Sample gift agreement between legal entities:
Documentation
To complete the DD, you will need all the documents related to the transaction:
- decision of the founders;
- documents for donated property;
- passports of the parties;
- registration documents of the organization;
- consent of the actual owner.
Step 3: making changes to organization documents
After signing the DD, you need to remove the donated property from the balance sheet of the enterprise and draw up accounting documents.
Step 4: re-registration of ownership
When donating a car, it is enough to indicate the new owner in the title and re-register everything with the traffic police. If real estate is a gift, both parties need to appear at the MFC or Rosreestr to submit documents to re-register ownership of the donee.
The transaction is registered in Rosreestr within 10 days. Based on the results, an extract from the Unified State Register is issued, where the donee is indicated as the new owner.

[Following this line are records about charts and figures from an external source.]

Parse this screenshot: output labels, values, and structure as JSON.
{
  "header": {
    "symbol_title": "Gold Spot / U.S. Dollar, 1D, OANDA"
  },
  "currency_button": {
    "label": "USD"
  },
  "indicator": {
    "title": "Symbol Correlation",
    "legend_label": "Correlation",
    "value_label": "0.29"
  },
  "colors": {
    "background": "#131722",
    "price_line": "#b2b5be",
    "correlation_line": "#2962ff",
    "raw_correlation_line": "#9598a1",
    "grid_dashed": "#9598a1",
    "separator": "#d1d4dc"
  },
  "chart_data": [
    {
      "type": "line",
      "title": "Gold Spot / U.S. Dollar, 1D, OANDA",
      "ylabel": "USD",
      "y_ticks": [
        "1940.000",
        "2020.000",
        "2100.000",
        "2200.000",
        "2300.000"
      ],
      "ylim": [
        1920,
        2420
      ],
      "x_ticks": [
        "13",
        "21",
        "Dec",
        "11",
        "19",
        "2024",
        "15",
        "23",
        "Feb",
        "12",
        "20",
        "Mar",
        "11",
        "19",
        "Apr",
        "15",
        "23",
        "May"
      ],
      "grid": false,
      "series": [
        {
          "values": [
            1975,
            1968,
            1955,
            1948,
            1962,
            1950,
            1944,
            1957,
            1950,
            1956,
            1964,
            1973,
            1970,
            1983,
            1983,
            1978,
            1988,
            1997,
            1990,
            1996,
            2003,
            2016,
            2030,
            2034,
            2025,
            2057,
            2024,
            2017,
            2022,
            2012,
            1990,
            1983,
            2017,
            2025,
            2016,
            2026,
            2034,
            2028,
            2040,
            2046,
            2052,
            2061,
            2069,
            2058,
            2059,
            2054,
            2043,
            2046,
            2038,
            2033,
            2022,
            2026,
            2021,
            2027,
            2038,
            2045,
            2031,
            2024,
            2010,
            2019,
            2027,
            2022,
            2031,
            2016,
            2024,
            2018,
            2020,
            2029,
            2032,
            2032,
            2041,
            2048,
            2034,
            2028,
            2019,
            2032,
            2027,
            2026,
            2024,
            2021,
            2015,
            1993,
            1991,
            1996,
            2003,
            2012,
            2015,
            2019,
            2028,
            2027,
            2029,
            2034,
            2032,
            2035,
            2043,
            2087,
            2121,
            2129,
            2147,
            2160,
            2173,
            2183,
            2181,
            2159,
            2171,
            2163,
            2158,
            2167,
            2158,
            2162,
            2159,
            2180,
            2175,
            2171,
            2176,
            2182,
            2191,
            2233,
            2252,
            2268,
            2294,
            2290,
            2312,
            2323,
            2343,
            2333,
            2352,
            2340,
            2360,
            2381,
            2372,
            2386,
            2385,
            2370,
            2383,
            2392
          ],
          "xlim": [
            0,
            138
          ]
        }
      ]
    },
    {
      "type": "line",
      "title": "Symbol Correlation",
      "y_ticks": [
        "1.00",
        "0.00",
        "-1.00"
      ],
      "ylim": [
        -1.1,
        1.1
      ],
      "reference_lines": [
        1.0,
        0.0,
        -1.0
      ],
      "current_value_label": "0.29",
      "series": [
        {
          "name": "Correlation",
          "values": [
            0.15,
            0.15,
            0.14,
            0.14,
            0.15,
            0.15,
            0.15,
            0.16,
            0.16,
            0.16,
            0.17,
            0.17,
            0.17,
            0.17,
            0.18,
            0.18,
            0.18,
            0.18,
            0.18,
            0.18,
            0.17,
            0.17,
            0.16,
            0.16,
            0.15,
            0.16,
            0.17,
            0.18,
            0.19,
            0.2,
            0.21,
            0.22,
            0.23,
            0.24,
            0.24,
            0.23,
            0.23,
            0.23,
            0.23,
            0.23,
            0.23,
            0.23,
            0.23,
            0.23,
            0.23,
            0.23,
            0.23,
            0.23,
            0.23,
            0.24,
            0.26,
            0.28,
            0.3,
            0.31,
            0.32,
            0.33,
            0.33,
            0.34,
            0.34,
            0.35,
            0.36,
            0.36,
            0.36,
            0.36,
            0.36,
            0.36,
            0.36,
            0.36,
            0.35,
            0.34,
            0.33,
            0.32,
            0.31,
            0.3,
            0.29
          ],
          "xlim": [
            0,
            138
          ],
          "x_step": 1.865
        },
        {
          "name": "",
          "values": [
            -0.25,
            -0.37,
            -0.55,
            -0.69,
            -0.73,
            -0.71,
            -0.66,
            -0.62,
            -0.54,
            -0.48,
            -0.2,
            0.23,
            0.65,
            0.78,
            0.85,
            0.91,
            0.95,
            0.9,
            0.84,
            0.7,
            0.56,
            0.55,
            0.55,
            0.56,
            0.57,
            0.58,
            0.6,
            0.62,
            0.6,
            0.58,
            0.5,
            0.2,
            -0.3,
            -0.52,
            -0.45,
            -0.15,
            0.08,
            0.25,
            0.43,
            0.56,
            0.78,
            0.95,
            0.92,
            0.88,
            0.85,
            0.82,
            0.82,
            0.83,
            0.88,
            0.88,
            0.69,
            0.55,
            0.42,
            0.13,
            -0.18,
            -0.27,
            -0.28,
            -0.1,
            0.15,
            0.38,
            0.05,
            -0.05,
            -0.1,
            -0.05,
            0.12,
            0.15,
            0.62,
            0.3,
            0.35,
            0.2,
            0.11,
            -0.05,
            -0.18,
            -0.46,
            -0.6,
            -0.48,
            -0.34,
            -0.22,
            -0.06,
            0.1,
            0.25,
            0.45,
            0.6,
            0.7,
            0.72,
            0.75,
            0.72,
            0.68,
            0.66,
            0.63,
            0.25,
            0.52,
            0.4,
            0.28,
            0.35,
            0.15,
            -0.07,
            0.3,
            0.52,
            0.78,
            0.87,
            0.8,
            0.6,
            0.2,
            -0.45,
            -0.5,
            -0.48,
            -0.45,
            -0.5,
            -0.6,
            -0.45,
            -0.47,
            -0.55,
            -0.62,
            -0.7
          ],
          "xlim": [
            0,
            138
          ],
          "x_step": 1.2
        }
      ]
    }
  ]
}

Legal consequences of prohibitions and restrictions
When concluding a donation prohibited by law, the transaction is considered void. The main consequence of its conclusion will be that the parties to the contract will not have any rights under it. The property will not receive a new owner under any circumstances.
If one of the parties applies to Rosreestr (when donating real estate, for example), the property of the donee will not be registered, and the rights to the real estate will not be transferred to the new owner.
If a deed of gift is concluded without the consent of people who have the right to do so, it will be declared invalid from the very moment of its execution. In this situation, the donee will either have to give the donated item to the previous owner or seek such consent in order to legitimize the donation transaction.
Judicial practice confirms these conclusions. For example, the Moscow City Court invalidated a land donation transaction. The court found that the donated land plot belonged by right of common ownership to citizens V., K. and O. Moreover, the decision to transfer it as a gift to the defendant was made only by citizen O. He did not notify the remaining owners and did not receive permission. Thus, citizens V. and K. went to court with a demand to cancel this transaction as concluded in violation of the requirements of the law. The court satisfied their demands.
Arbitrage practice
The practice of challenging DD and other gratuitous transactions between legal entities is small, but there are several examples of court documents confirming the real effect of the ban:
- FAS resolution of March 12, 2014 in case No. A43-16119/2011: donating money between enterprises belonging to the same group is not allowed;
- Resolution of October 27, 2015 in case No. A40-122437/2014: the restriction provided for legal entities when making a gift also applies to individual entrepreneurs.